The program is expected to improve PolyOne's ability to manage supplier performance, as well as to identify opportunities in innovation, technology and growth, said corporate supply-chain director Steven Feliccia at the firm's 2010 Supplier Symposium, held Sept. 1 in Westlake.
PolyOne which ranks as North America's largest compounder and one of that region's largest resin distributors will expand the score-card program to include all strategic suppliers in the first half of 2011, and will add additional metrics to the program in the second half of the year.
Suppliers now will be expected to exceed 95 percent on-time delivery, added Tom Kedrowski, PolyOne's senior vice president of supply chain, operations and process improvement.
We've moved a substantial amount of business away from companies that can't meet our needs in the supply chain, he said.
At the event, Craig Nikrant president and senior vice president of the firm's global specialty and engineered materials business outlined some of that unit's recent highlights.
Specialty businesses accounted for 45 percent of PolyOne's operating income in the first half of 2010, after accounting for only 2 percent of that total in 2005. Nikrant said the firm wants that percentage to exceed 50 percent by 2012.
The specialty unit's health-care sales are up 88 percent through the second quarter of 2010. The unit also has commercialized new thermoplastic elastomer applications in wire and cable and health care.
A two-year technical challenge for the unit was met by developing an electrically conductive material for use in a high-speed connector. That material now is one of the unit's highest gross-margin products, Nikrant said.
Cecil Chappelow, vice president and chief innovation officer, updated PolyOne's efforts in new technologies.

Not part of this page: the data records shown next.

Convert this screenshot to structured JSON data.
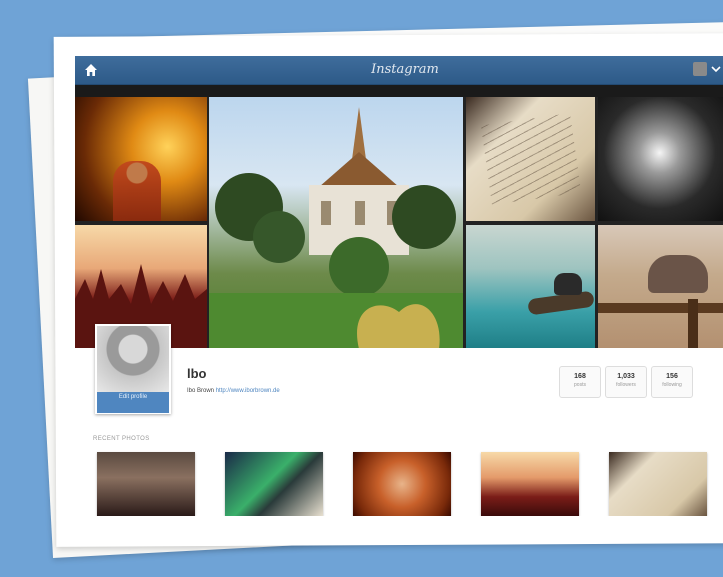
{
  "window": {
    "title": "Instagram"
  },
  "profile": {
    "caption": "Edit profile",
    "name": "lbo",
    "bio_name": "Ibo Brown",
    "bio_link": "http://www.iborbrown.de"
  },
  "stats": [
    {
      "num": "168",
      "label": "posts"
    },
    {
      "num": "1,033",
      "label": "followers"
    },
    {
      "num": "156",
      "label": "following"
    }
  ],
  "recent": {
    "label": "Recent photos"
  },
  "icons": [
    "home-icon",
    "user-avatar",
    "chevron-down-icon"
  ],
  "colors": {
    "topbar": "#2d5a88",
    "accent": "#4f86c0",
    "background": "#6fa3d6"
  }
}
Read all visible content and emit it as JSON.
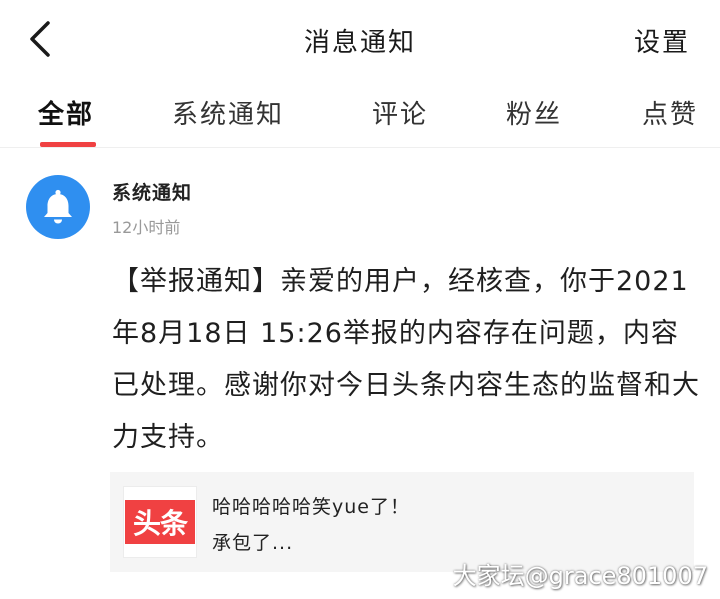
{
  "header": {
    "back_icon": "chevron-left-icon",
    "title": "消息通知",
    "settings_label": "设置"
  },
  "tabs": [
    {
      "label": "全部",
      "active": true
    },
    {
      "label": "系统通知",
      "active": false
    },
    {
      "label": "评论",
      "active": false
    },
    {
      "label": "粉丝",
      "active": false
    },
    {
      "label": "点赞",
      "active": false
    }
  ],
  "message": {
    "avatar_icon": "bell-icon",
    "sender": "系统通知",
    "time": "12小时前",
    "body": "【举报通知】亲爱的用户，经核查，你于2021年8月18日 15:26举报的内容存在问题，内容已处理。感谢你对今日头条内容生态的监督和大力支持。",
    "quote": {
      "logo_text": "头条",
      "line1": "哈哈哈哈哈笑yue了！",
      "line2": "承包了..."
    }
  },
  "watermark": "大家坛@grace801007",
  "colors": {
    "accent": "#f04142",
    "avatar_bg": "#2f8ff0",
    "muted_text": "#999999",
    "card_bg": "#f5f5f5"
  }
}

The Avon Lake, Ohio-based firm is looking to use technology to penetrate several markets, including health care, electronics, specialty automotive and biomaterials.

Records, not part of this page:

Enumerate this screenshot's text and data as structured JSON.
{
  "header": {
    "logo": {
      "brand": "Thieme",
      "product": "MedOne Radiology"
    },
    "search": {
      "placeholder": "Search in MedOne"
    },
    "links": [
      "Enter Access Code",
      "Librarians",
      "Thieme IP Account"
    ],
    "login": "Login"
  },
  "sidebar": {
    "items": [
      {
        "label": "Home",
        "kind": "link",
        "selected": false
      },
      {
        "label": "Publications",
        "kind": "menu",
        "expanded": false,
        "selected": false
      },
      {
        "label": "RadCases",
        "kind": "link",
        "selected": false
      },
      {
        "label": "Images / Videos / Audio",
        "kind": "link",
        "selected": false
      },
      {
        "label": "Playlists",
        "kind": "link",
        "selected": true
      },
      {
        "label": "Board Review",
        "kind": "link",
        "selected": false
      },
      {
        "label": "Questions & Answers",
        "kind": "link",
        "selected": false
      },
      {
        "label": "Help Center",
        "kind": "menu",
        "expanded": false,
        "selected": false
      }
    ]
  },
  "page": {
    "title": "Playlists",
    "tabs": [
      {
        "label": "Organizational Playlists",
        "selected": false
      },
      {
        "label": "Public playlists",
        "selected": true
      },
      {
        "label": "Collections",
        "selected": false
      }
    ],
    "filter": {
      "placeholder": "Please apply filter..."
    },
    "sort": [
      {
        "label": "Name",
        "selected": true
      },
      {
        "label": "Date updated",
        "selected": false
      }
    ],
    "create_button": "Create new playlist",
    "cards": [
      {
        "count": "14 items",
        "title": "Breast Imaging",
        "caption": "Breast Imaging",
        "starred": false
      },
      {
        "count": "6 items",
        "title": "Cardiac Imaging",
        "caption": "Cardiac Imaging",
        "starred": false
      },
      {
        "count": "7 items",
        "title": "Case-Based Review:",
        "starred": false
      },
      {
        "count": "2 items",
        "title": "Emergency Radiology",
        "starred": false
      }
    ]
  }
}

Sustainability is a focus, but we're taking a very pragmatic view of it, Chappelow said. We want it to help us drive profitable growth.
And it helps that we're agnostic when it comes to material choice. We're not basic in raw materials, so there's no bias. We want to bring a solution that meets our customers' needs.
PolyOne's research and development efforts now have a $40 million annual budget and 350 employees worldwide. The unit typically spends no more than two weeks to evaluate a new product or new idea before deciding whether to pursue it, Chappelow said.
Future research efforts will focus on liquid color and ultrahigh-molecular-weight materials, among other areas.
In the first half of 2010, PolyOne posted sales of just over $1.3 billion, up almost 38 percent from the same period in 2009. The firm also showed a profit of $64 million after losing almost $20 million in the year-ago period.